Mortar chain is designed to only facilitate verified real estate transactions. Unlike current blockchains which accept any contract on-chain so long as gas fees are met and the code compiles, Mortar chain will only accept smart contracts which facilitate transactions surrounding real estate. To be accepted, new or updated smart contracts must first be submitted to the Mortar governance board for review where a security audit will be conducted and a member vote will take place. If approved, the contract will be submitted on chain and be available for public use. An important note is that Mortar will serve as the only member of this governance board for the indefinite future until we can ensure a secure democratized governance protocol.
A big focus of Mortar is to support the development of the entire tokenized asset ecosystem. In real estate and beyond there remains tons of locked equity and illiquidity, bottled up by middlemen who don’t provide value. We believe in a future where assets can be freely financed and transacted directly through protocols between buyer and seller.
By designing our chain from the ground up we can ensure a healthy growth of our ecosystem and security of tokenized properties, property data and investment portfolio positions. We can also build custom safety mechanisms into our chain like multi-sigs and rollbacks during beta if necessary.

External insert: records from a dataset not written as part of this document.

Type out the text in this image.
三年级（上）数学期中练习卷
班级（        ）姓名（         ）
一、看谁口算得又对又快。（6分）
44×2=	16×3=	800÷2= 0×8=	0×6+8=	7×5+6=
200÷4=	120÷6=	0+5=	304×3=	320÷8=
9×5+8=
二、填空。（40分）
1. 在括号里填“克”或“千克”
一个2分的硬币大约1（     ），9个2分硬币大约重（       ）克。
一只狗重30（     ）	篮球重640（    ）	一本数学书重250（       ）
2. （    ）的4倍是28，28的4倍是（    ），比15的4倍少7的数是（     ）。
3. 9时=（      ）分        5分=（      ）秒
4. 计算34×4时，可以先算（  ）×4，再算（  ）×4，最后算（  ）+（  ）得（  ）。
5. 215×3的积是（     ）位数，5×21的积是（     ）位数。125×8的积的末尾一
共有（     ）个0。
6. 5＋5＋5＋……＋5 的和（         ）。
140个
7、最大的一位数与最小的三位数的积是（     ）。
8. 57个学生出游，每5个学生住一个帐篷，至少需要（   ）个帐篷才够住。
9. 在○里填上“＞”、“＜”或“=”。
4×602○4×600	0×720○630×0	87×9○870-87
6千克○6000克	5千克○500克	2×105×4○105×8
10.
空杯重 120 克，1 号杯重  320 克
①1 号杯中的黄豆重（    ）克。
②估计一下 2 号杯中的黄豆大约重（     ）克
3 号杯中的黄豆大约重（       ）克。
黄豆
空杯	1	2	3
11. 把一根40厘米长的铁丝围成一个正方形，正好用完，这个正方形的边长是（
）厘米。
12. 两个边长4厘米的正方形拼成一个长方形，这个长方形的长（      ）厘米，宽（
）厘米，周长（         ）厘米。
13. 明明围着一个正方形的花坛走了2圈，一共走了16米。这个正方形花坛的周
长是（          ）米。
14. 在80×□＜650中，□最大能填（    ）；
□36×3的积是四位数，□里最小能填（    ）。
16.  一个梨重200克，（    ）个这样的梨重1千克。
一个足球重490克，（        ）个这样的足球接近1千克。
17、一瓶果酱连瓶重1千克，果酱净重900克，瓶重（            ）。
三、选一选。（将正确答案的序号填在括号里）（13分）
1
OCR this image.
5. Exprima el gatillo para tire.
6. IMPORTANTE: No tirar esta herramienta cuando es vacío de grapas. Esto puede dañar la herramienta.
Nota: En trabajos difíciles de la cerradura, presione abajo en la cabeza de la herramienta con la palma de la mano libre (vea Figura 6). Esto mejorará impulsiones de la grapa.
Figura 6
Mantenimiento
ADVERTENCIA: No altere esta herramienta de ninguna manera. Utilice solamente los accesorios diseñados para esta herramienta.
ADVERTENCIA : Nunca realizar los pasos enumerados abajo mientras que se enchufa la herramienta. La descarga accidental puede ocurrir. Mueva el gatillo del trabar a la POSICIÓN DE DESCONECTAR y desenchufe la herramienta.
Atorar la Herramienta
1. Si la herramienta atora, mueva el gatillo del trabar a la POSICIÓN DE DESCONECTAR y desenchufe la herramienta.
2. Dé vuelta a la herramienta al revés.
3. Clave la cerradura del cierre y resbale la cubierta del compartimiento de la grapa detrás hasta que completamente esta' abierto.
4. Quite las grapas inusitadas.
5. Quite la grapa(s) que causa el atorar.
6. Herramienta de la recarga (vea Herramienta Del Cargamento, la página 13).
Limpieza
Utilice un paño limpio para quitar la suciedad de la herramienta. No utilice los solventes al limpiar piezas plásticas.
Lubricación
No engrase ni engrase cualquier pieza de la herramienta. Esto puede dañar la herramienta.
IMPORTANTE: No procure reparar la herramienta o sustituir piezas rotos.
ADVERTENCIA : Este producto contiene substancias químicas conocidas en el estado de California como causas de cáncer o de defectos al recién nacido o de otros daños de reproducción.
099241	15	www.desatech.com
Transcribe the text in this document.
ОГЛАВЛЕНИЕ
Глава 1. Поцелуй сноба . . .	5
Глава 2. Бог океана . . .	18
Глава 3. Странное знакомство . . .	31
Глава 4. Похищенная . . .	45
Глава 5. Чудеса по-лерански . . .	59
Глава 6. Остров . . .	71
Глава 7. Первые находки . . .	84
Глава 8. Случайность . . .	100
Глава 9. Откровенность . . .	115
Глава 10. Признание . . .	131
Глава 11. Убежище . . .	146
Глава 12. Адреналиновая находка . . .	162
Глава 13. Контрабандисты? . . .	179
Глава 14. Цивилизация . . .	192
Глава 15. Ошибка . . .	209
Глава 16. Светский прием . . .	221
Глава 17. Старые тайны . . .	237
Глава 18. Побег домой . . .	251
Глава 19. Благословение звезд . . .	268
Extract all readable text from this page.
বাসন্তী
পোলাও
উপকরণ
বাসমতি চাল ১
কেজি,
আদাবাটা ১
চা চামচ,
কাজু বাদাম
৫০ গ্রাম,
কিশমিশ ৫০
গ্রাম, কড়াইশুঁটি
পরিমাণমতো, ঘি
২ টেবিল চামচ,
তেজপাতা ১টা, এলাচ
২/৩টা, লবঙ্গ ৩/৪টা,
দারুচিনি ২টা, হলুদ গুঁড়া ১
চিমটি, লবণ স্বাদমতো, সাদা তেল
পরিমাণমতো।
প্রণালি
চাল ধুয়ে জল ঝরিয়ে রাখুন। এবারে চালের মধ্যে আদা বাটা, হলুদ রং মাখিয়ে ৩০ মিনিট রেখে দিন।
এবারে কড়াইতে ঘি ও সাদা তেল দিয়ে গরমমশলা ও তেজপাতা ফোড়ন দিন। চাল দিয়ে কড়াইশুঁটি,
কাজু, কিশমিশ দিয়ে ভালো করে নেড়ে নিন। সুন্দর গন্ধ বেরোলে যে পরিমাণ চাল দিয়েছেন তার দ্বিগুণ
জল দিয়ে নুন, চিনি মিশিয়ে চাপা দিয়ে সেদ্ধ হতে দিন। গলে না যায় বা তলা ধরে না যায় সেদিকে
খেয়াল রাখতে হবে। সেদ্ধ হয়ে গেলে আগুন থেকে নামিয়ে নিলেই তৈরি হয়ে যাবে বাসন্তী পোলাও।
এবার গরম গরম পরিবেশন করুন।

We are committed to decentralizing real estate transactions over time but we also believe it’s vitally important to protect people’s wealth and properties as we improve decentralized technology as a whole across the ecosystem.
There are two major challenges to this approach:
The first one is pretty straightforward – scalability solutions maintain the problem of a general lack of focus, potentially predatory or unsafe contracts, and noise. They will also likely be crowded and handling rapidly increasing volume over the coming years.
We chose to use Polygon’s Polygon-Edge solution as a template for our blockchain solution because 1) it is evm-compatible and 2) the team at Polygon has proven to be dedicated to scaling Ethereum in a decentralized manner.
Cosmos essentially offers blockchain as a service with nearly 50 blockchains running on the Cosmos Network. This is an interesting solution for the industry as a whole in that it supports the city-state thesis of blockchain scaling, however at this time Cosmos lacks customizability and network trust.
While you can always use Ethereum’s ERC-721 to tokenize a digital file as an NFT on any evm-compatible chain, Mortar is redefining how we tokenize assets and is in the process of developing industry-grade protocols that do much more than just securing a jpeg. The world of real-world asset tokenized finance is just beginning and a new layer of trust innovation is needed before we can create a truly liquid real estate market. Over the next decade we will see specialized blockchains emerge designed to facilitate unique asset classes and we believe the Mortar chain is strongly positioned to be the blockchain for trading real estate assets. We are still in the early stages of finalizing the first version of Mortar chain and are open to feedback from those who would take this journey with us towards mainnet launch.